Conozco a gente que ya ha trabajado de noches, incluyendo mis compañeros en éste curro, y de lo que me han ido contando, he deducido que lo mejor era no levantarme demasiado tarde (9:30 ó 10 como muy tarde) y luego echarme una buena siesta. Y eso hice: me levanté a las 10, hice mi día, y a las 15:30 me eché 4 horitas de siesta. Me levanté un poco desorientado, y más al ver que era ya de noche. Duchita, algo de cenar y al curro. En el camino, música animada: lo que sea con tal de que no decaiga el ánimo y me quede frito.

Comienza la jornada.

Son las 22h y ya estoy en mi puesto. Venía pensando que lo mejor sería tener un par de horas bastante ajetreadas para activarme.

Son las 00h y así ha sido: hemos tenido bastante lío, aunque puestos a pedir, hubiese preferido algo menos de ajetreo. Objetivo conseguido: hemos cambiado de día y estamos activos y animados. La charla con mi compi y con los de seguridad también ayuda. Se me ocurre dejar algo de trabajo pendiente para más adelante, por si estamos demasiado tranquilos.

Alrededor de las 2 empieza a tranquilizarse todo. Empiezo con el trabajo pendiente. Mi compi está intentando ver una peli en la PSP, pero desiste: yo creo que es demasiado “peligroso”, ¡jajaja!

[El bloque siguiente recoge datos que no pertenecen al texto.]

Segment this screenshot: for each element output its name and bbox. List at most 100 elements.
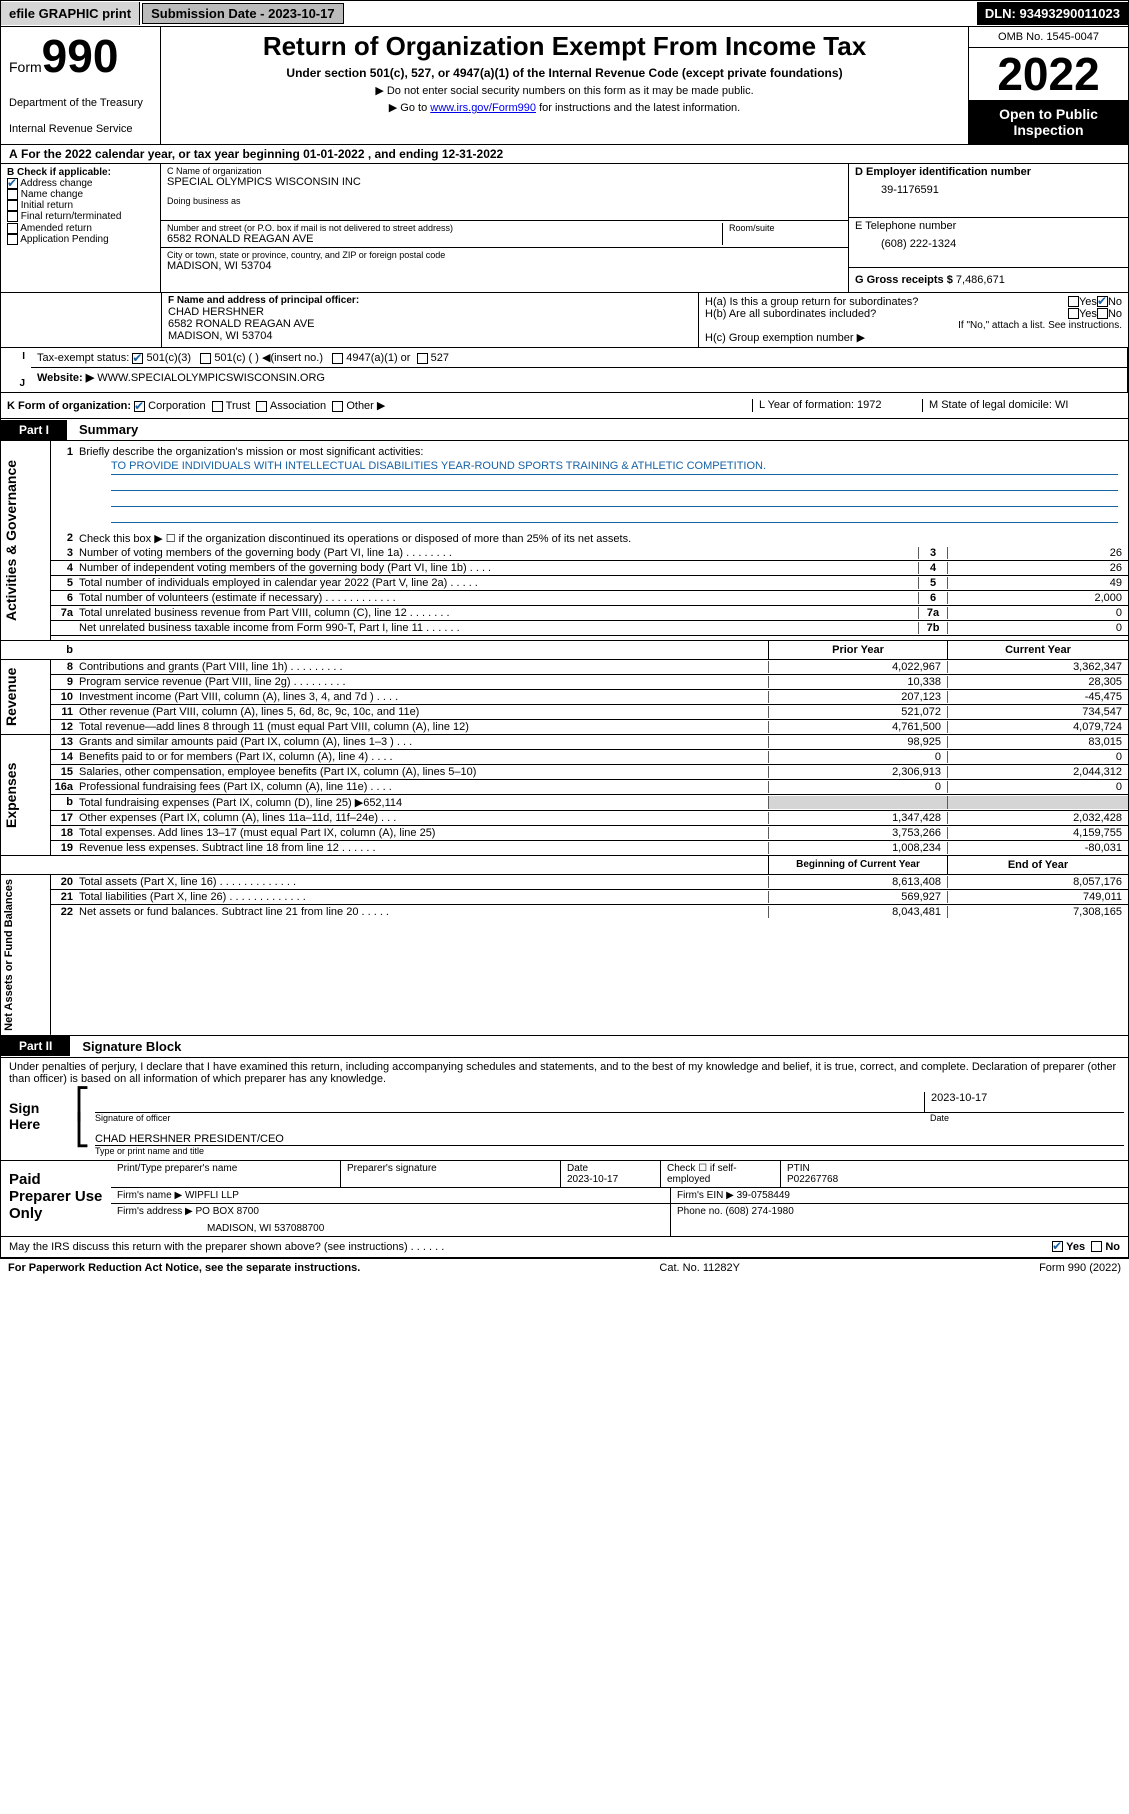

Ya son más de las 4 y hemos pasado el ecuador de la noche. Hemos estado bastante entretenidos, pero ahora esto está decayendo. Es ahora cuando el sueño empieza a hacer su aparición. Intentaré salir a la calle, que ya empieza a notarse el frío y seguro que eso espabila.

Son las 6. Aquí no pasa nada y parece que no va a cambiar. Estas horas empiezan a hacerse difíciles pero los paseítos por la calle a la fresca ayudan a despejarse. Parece que vamos a poder salvar la noche sin problemas.

Ya dan las 8 de la mañana: el turno ha terminado. Alegra haber superado 10 horas de trabajo nocturno y estar aún espabilados. Ahora viene lo peor, el camino de vuelta.

La vuelta a casa.

¡Uf! Ésta está siendo la parte más difícil: sentado en el tren con calorcito y sin nada que hacer. La gente va de lunes, dormida y pensando en la larga semana que tienen por delante mientras yo estoy acabando la mía…Ahora empieza a costarme estar despierto. En cuanto llegue a casa me doy una ducha y a dormir.

La resaca.

Creo que me está saliendo bien: llego a casa, duchita relajante y a las 9.30 me acuesto. Duermo hasta las 15h, que me levanto a comer algo. Pensé que iba a estar más cansado, pero lo llevo bastante bien. Tanto que no necesito echarme una siesta y hago una tarde normal.

Este artículo va dedicado a todas las personas que trabajan de noche y a su gente que también lo padece.